Sur les conclusions à fin d'injonction sous astreinte :

8. L'annulation du refus d'enregistrer une demande de titre de séjour implique en principe que le préfet procède à cet enregistrement. Toutefois, il résulte de l'instruction que, ainsi qu'il l'a été dit, Mme D fait l'objet d'une interdiction de retour sur le territoire français, qui n'a pas été exécutée, et qui n'a été ni retirée, ni abrogée par le préfet du Nord. Dès lors, le présent jugement implique seulement que le préfet réexamine sa situation. Il y a lieu de lui enjoindre d'y procéder dans le délai de trois mois à compter de la notification du présent jugement.

Sur les frais liés à la procédure :

9. Il y a lieu, dans les circonstances de l'espèce, de mettre à la charge de l'Etat le versement à Me Gommeaux, conseil de Mme D, le versement d'une somme de 1 200 euros au titre des articles L. 761- du code de justice administrative et 37 de la loi du 10 juillet 1991, sous réserve qu'elle renonce à percevoir la part contributive de l'Etat au titre de l'aide juridictionnelle.

D E C I D E :

Article 1er : La décision implicite par laquelle le préfet du Nord a rejeté la demande de Mme D tendant à l'abrogation de l'obligation de quitter le territoire français en date du 8 septembre 2020 et à l'enregistrement de sa demande de titre de séjour est annulée.

Article 2 : Il est enjoint au préfet du Nord de réexaminer la situation de Mme D, dans le délai de trois mois à compter de la notification du présent jugement.

Article 3 : L'Etat versera à Me Gommeaux la somme de 1 200 (mille deux cents) euros au titre de l'article 37 de la loi du 10 juillet 1991, dans les conditions définies au point 9 des motifs du présent jugement.

Article 4 : Le présent jugement sera notifié à Mme B D, à Me Gommeaux et au préfet du Nord.
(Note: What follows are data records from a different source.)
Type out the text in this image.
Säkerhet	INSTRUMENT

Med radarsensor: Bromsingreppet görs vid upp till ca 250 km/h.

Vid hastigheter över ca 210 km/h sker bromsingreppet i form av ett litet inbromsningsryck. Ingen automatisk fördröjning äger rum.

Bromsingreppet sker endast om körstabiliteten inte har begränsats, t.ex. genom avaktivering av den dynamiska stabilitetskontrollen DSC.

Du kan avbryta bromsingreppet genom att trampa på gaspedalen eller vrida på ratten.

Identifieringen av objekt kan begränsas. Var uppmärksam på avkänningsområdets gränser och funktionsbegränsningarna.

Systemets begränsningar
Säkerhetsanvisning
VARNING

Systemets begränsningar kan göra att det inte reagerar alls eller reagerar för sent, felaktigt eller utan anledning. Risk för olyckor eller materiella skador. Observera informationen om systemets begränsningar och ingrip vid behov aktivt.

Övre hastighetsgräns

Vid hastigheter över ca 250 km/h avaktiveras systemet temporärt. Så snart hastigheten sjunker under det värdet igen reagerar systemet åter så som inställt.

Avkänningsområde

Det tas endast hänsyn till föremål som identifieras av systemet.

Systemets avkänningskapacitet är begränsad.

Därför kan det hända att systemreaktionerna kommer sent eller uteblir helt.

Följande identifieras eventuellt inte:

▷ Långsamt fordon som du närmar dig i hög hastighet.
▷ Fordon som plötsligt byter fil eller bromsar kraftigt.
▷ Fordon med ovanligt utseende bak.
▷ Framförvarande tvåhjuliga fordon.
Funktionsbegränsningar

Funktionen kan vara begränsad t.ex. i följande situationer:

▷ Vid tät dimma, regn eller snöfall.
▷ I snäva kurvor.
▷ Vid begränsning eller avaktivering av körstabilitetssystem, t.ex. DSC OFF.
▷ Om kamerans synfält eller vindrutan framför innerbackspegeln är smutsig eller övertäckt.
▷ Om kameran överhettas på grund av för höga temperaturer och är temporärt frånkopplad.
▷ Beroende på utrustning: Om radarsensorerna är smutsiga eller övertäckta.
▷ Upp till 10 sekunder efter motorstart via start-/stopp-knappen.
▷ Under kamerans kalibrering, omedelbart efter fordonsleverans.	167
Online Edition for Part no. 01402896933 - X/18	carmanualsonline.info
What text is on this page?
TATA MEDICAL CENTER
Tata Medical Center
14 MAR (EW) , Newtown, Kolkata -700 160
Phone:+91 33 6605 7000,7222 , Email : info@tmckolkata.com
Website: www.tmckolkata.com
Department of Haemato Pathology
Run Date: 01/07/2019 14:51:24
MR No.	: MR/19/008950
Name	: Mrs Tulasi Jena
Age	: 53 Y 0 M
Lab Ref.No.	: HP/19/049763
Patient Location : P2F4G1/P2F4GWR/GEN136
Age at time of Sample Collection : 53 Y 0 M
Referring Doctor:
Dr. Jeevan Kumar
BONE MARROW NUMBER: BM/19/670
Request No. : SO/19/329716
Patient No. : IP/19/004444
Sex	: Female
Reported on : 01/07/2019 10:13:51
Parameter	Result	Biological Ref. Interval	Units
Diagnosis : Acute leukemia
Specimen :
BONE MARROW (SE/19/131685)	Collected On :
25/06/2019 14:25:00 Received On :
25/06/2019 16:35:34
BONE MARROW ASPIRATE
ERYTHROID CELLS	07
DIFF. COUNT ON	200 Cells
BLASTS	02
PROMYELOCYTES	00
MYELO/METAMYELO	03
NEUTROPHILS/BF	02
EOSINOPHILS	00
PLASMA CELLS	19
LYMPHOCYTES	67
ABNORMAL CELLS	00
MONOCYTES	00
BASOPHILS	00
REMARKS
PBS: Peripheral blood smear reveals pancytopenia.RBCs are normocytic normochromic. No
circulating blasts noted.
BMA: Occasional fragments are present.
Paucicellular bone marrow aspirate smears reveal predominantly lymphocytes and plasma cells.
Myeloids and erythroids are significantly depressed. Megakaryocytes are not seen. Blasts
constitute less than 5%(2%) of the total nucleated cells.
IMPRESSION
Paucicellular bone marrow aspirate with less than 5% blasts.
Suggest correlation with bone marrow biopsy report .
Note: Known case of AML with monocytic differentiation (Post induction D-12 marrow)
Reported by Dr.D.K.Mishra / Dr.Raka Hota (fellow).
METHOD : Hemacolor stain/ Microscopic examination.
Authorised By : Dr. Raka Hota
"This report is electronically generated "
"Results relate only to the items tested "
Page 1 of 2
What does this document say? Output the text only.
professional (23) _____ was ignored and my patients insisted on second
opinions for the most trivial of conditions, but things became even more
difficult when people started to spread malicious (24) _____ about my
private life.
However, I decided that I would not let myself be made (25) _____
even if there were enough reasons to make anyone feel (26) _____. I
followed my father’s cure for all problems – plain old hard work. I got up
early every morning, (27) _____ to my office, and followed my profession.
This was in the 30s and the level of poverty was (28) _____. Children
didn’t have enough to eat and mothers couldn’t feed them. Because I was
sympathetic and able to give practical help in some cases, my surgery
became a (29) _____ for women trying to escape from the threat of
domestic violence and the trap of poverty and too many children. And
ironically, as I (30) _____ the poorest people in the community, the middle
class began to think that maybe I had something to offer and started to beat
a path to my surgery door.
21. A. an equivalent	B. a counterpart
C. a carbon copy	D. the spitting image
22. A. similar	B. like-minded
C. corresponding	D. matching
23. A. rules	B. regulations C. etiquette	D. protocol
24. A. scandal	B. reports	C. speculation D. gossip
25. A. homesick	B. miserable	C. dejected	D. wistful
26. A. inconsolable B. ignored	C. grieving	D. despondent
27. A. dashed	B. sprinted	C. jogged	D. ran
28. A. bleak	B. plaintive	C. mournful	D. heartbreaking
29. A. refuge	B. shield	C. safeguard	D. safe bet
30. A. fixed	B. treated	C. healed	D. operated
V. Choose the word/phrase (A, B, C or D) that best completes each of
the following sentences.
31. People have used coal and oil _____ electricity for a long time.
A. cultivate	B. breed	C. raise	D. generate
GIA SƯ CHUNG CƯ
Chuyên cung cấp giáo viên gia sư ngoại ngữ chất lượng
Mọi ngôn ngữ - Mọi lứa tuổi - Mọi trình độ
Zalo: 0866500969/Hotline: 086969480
Délibéré après l'audience du 14 juin 2022, à laquelle siégeaient :

M. Bauzerand, président,

M. Even, premier conseiller,

Mme Piou, conseillère.

Rendu public par mise à disposition au greffe le 5 juillet 2022.

Le rapporteur,

signé

P. A

Le président,

signé

Ch. BAUZERANDLa greffière,

signé

M. C

La République mande et ordonne au préfet du Nord, en ce qui le concerne, ou à tous huissiers de justice à ce requis, en ce qui concerne les voies de droit commun contre les parties privées, de pourvoir à l'exécution de la présente décision.